DAMIÁN ASHFORD
Una y otra vez llamé al teléfono de Andy, le mandé mensajes pidiéndole que nos reuniéramos para hablar, pero todo parecía inútil, ella simplemente se rehusaba a contestarme de cualquier manera. Aún me sentía intrigado por ese par de mensajes eliminados, pero no había manera de que Mindy pudiera darme explicaciones, y al estar embarazada, no podía ser tan brusco con ella como deseaba, por mucho que la odiara, mi hijo crecía en su vientre y no podía provocar que lo perdiera.
—Damián… ¿por qué parece que aún no estás listo? —preguntó mi madre viendo el caos dentro de mi habitación al entrar—. Tenemos que regresar a casa, el vuelo está programado para dentro de una hora y ya deberíamos de ir directo al aeropuerto.
—Ni siquiera me hables… —siseé mientras me levantaba de mi asiento y me ponía el abrigo.
—Estás bebiendo más que de costumbre y tu comportamiento errático me está empezando a asustar —insistió bloqueándome el paso—. Damián, sé que esa mujer te está trastornando y en cuanto más rápido salgamos de este mugroso país, todo será más fácil.
No pude evitar verla a los ojos y sonreír de medio lado.
—¿Crees que en verdad voy a regresar a Estados Unidos y casarme con Mindy? ¿Crees que el hecho de que esté embarazada y metiéndola en mi cama será suficiente para convencerme? —Me incliné hacia ella para verla mejor a los ojos, pero no había manera de que su gesto se perturbara.

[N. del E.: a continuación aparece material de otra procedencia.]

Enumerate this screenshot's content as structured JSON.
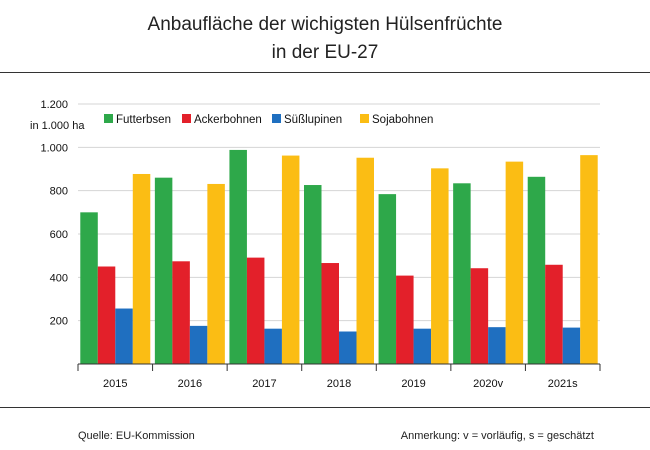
{
  "title_line1": "Anbaufläche der wichigsten Hülsenfrüchte",
  "title_line2": "in der EU-27",
  "footer": {
    "source": "Quelle: EU-Kommission",
    "note": "Anmerkung: v = vorläufig, s = geschätzt"
  },
  "chart_data": {
    "type": "bar",
    "ylabel": "in 1.000 ha",
    "ylim": [
      0,
      1200
    ],
    "yticks": [
      200,
      400,
      600,
      800,
      1000,
      1200
    ],
    "ytick_labels": [
      "200",
      "400",
      "600",
      "800",
      "1.000",
      "1.200"
    ],
    "categories": [
      "2015",
      "2016",
      "2017",
      "2018",
      "2019",
      "2020v",
      "2021s"
    ],
    "legend_position": "top",
    "grid": true,
    "series": [
      {
        "name": "Futterbsen",
        "color": "#2ea84a",
        "values": [
          700,
          860,
          988,
          826,
          784,
          834,
          864
        ]
      },
      {
        "name": "Ackerbohnen",
        "color": "#e3202a",
        "values": [
          450,
          474,
          491,
          466,
          408,
          442,
          458
        ]
      },
      {
        "name": "Süßlupinen",
        "color": "#1f6fc0",
        "values": [
          256,
          176,
          163,
          150,
          163,
          170,
          168
        ]
      },
      {
        "name": "Sojabohnen",
        "color": "#fbbd14",
        "values": [
          877,
          831,
          962,
          952,
          903,
          934,
          964
        ]
      }
    ]
  }
}
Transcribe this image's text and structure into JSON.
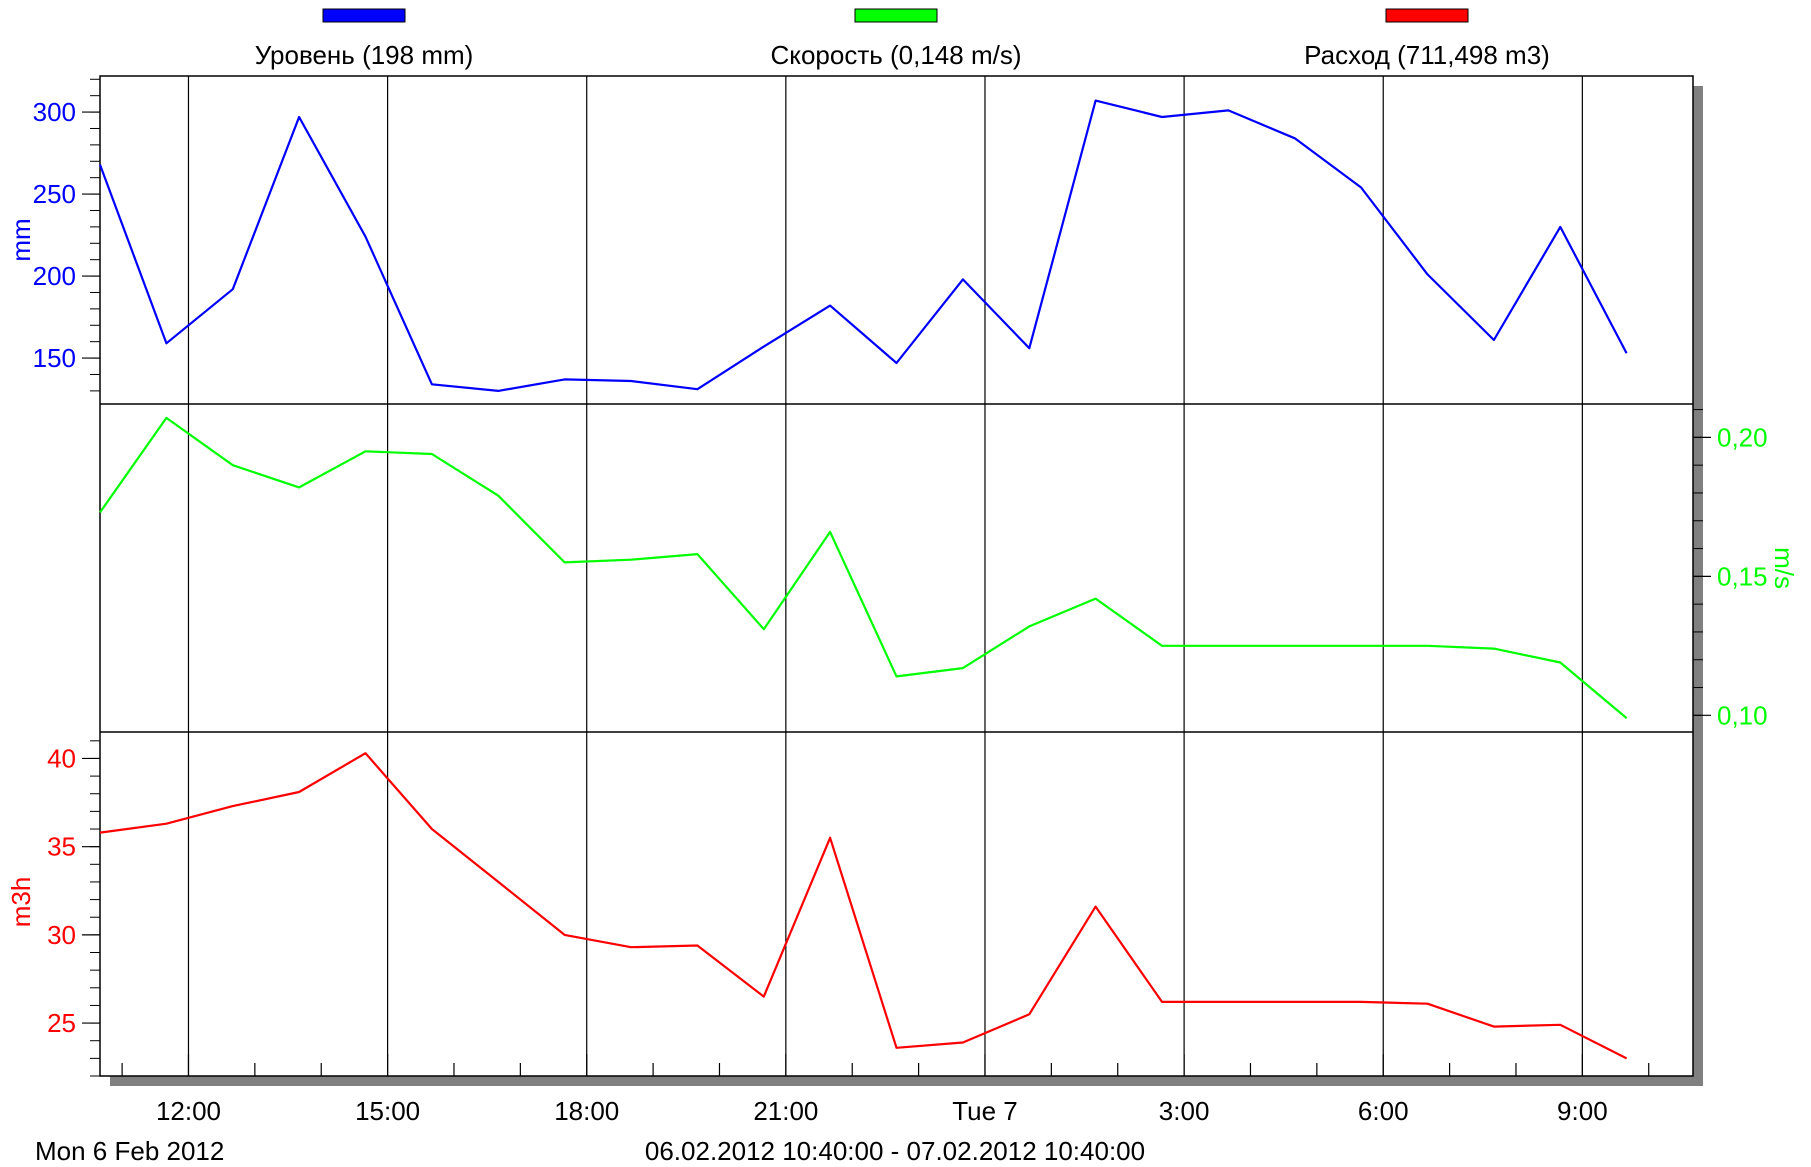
{
  "chart_data": {
    "type": "line",
    "time_range": "06.02.2012 10:40:00 - 07.02.2012 10:40:00",
    "date_label": "Mon 6 Feb 2012",
    "x_ticks": [
      "12:00",
      "15:00",
      "18:00",
      "21:00",
      "Tue 7",
      "3:00",
      "6:00",
      "9:00"
    ],
    "x_tick_hours": [
      12,
      15,
      18,
      21,
      24,
      27,
      30,
      33
    ],
    "xlim": [
      10.667,
      34.667
    ],
    "grid": true,
    "x_hours": [
      10.667,
      11.667,
      12.667,
      13.667,
      14.667,
      15.667,
      16.667,
      17.667,
      18.667,
      19.667,
      20.667,
      21.667,
      22.667,
      23.667,
      24.667,
      25.667,
      26.667,
      27.667,
      28.667,
      29.667,
      30.667,
      31.667,
      32.667,
      33.667
    ],
    "legend": [
      {
        "label": "Уровень (198 mm)",
        "color": "#0000ff"
      },
      {
        "label": "Скорость (0,148 m/s)",
        "color": "#00ff00"
      },
      {
        "label": "Расход (711,498 m3)",
        "color": "#ff0000"
      }
    ],
    "panels": [
      {
        "name": "Уровень",
        "unit": "mm",
        "axis_side": "left",
        "color": "#0000ff",
        "ylim": [
          122,
          322
        ],
        "ticks": [
          150,
          200,
          250,
          300
        ],
        "tick_labels": [
          "150",
          "200",
          "250",
          "300"
        ],
        "values": [
          268,
          159,
          192,
          297,
          224,
          134,
          130,
          137,
          136,
          131,
          157,
          182,
          147,
          198,
          156,
          307,
          297,
          301,
          284,
          254,
          201,
          161,
          230,
          153
        ]
      },
      {
        "name": "Скорость",
        "unit": "m/s",
        "axis_side": "right",
        "color": "#00ff00",
        "ylim": [
          0.094,
          0.212
        ],
        "ticks": [
          0.1,
          0.15,
          0.2
        ],
        "tick_labels": [
          "0,10",
          "0,15",
          "0,20"
        ],
        "values": [
          0.173,
          0.207,
          0.19,
          0.182,
          0.195,
          0.194,
          0.179,
          0.155,
          0.156,
          0.158,
          0.131,
          0.166,
          0.114,
          0.117,
          0.132,
          0.142,
          0.125,
          0.125,
          0.125,
          0.125,
          0.125,
          0.124,
          0.119,
          0.099
        ]
      },
      {
        "name": "Расход",
        "unit": "m3h",
        "axis_side": "left",
        "color": "#ff0000",
        "ylim": [
          22,
          41.5
        ],
        "ticks": [
          25,
          30,
          35,
          40
        ],
        "tick_labels": [
          "25",
          "30",
          "35",
          "40"
        ],
        "values": [
          35.8,
          36.3,
          37.3,
          38.1,
          40.3,
          36.0,
          33.0,
          30.0,
          29.3,
          29.4,
          26.5,
          35.5,
          23.6,
          23.9,
          25.5,
          31.6,
          26.2,
          26.2,
          26.2,
          26.2,
          26.1,
          24.8,
          24.9,
          23.0
        ]
      }
    ]
  }
}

—¿Qué? ¿De qué me estás hablando, Damián?, estás encaprichado con Andy, y solo te diré que, si quieres tener a los mellizos, te ayudaré para que se los quitemos, pero jamás me pidas mi bendición para casarte con ella…
No pude evitar torcer los ojos y negar con la cabeza mientras pasaba por su lado, dispuesto a buscar a Andy en el único lugar donde sabía que estaría: El departamento de Bastián Le Blanc.
—Creo que si algo he aprendido de papá es que no hay que pedirte permiso para hacer lo que el corazón exige —dije con burla, sabiendo que entendería muy bien la indirecta, y así fue. Su mano se posó en mi brazo, evitando que saliera de la habitación.
—¿Qué dijiste? ¿A qué te refieres? —preguntó sorprendida y con el rostro pálido.
—Tú lo sabes muy bien —contesté quitándome su mano con delicadeza antes de abandonar la habitación. Podía escuchar su respiración agitada por el pasillo, pero no me importó.
Si había una mínima posibilidad de arreglar las cosas con mi panterita, lo haría. Tenía que hablar con ella una última vez antes de irme. No podía darme por vencido tan fácil.
Llegué al ostentoso edificio donde vivía Bastián y no me fue difícil averiguar en qué piso se alojaba. Sabía que la chica de recepción le informaría que ya iba en camino y no tenía problemas con eso, aunque se preparara para recibirme, no sería suficiente para detenerme.
Justo cuando me planté fuera de su puerta y planeaba tocar, esta se abrió, tomándome por sorpresa.
—¿Es en serio Ashford? ¿Cómo te atreves a venir aquí y…?
—¿Dónde está Andy? Tengo que hablar con ella —interrumpí a Bastián, y tenía intenciones de entrar, pero posó su mano sobre mi pecho y me empujó hacia el pasillo. Entonces puse más atención en él, tenía el torso desnudo y parecía que se había puesto los pantalones con prisa.
Empecé a hacerme ideas que no quería confirmar.